When in June last year young people turned to protest against the Finance Bill, there was promise of a peaceful process, and as such the police went ahead to provide security to the protesters.
Whilst there have been many protests before including during the agitation for multi-party democracy, young people were the obvious majority in the streets.
In fact, in the early protests, young politicians including James Orengo, Anyang Nyong’o, Anyona, Shikuku, Gitobu Imanyara et al were known as the “Young Turks”.
But last year the crop of young people now popularly referred to as Gen-Z were a little bit different.
For the first time, there were as many as female protesters as male and what’s more? they were mainly cool kids and University as well as college students.
By this, it means there looked like middle class youth who were techno-servy and who would break to have lunch at the pricy fast-food joints such as Pizza Inn, Java Coffe house and Kentucky Fried Chicken.
They applied social media to mobilise and used an anonymous digital based radio-call to sustain the agitation.
In a surprise but cordial move, some would offer police water to drink as the tear gas took a toll on both the protesters and police in the first Tuesday and Thursday of the protests.

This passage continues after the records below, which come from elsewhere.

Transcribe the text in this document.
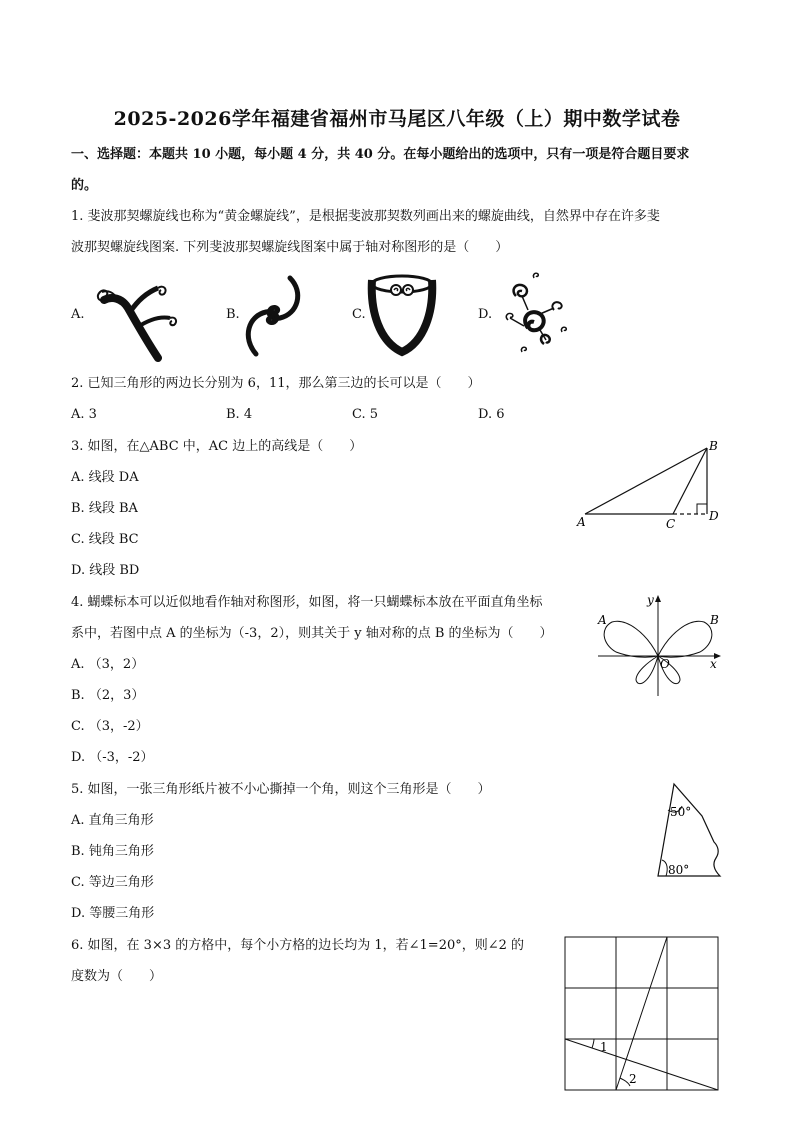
2025-2026学年福建省福州市马尾区八年级（上）期中数学试卷
一、选择题：本题共 10 小题，每小题 4 分，共 40 分。在每小题给出的选项中，只有一项是符合题目要求
的。
1. 斐波那契螺旋线也称为“黄金螺旋线”，是根据斐波那契数列画出来的螺旋曲线，自然界中存在许多斐
波那契螺旋线图案. 下列斐波那契螺旋线图案中属于轴对称图形的是（　　）
A.	B.	C.	D.
2. 已知三角形的两边长分别为 6，11，那么第三边的长可以是（　　）
A. 3	B. 4	C. 5	D. 6
3. 如图，在△ABC 中，AC 边上的高线是（　　）
A. 线段 DA
B. 线段 BA
C. 线段 BC
D. 线段 BD
A
B
C
D
4. 蝴蝶标本可以近似地看作轴对称图形，如图，将一只蝴蝶标本放在平面直角坐标
系中，若图中点 A 的坐标为（-3，2），则其关于 y 轴对称的点 B 的坐标为（　　）
A. （3，2）
B. （2，3）
C. （3，-2）
D. （-3，-2）
y
x
A	B
O
5. 如图，一张三角形纸片被不小心撕掉一个角，则这个三角形是（　　）
A. 直角三角形
B. 钝角三角形
C. 等边三角形
D. 等腰三角形
50°
80°
6. 如图，在 3×3 的方格中，每个小方格的边长均为 1，若∠1=20°，则∠2 的
度数为（　　）
1
2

But on the third day and second Tuesday of the protests, hell broke loose, goons were unleashed into the streets and whose only objective was to loot and steal from businesses in the CBD and the River Road area that is popularly referred to as “Downtown” area of Nairobi.
The soft targets were supermarkets, electronic shops especially for laptops and mobile phones and when they felt angry, they helped themselves with food from food outlets.
The damage was massive. KFC on the Jubilee Insurance House opposite City Hall, for instance, has never recovered.
On the same building, DS Damat fashion store folded altogether and this coming against a backdrop of an economy trying to pick pieces from the effects of COVID-19 pandemic, it was a double jeopardy.
The goon infiltration got uglier when some businesses were set on fire and the biggest of all was setting fire on kanya’s political nerve, Parliament even as City Hall went up in flames before the inferno was controlled.
Many businesses closed during the clashes including banks and other essential services such as hospitals who feared damage of their businesses and safety of customers.
International Conferences were cancelled at a time when the country had gained momentum as a MICE preferred destination.
Many flights were cancelled and so were bookings for tourists I hotels in the Maasai Mara, the coats and other national parks and tourist spots in the country.
When the dust finally settled, Kenyans were counting their losses that conservative estimates put at Sh 1 trillion. This is over Five per cent of the country’s GDP.
Many jobs were lost slowing down one of the government’s Bottom-Up Transformational Agenda (BUTA) as the households licked their wounds for lack of providence.
This was further exacerbated by the many tragic deaths of protesters during the riots.
It will take over two years, before a full recovery of the economic meltdown occasioned by the 2024 Gen Z riots and one can only hope that the demonstrations called by the same as an anniversary will not end in the same way.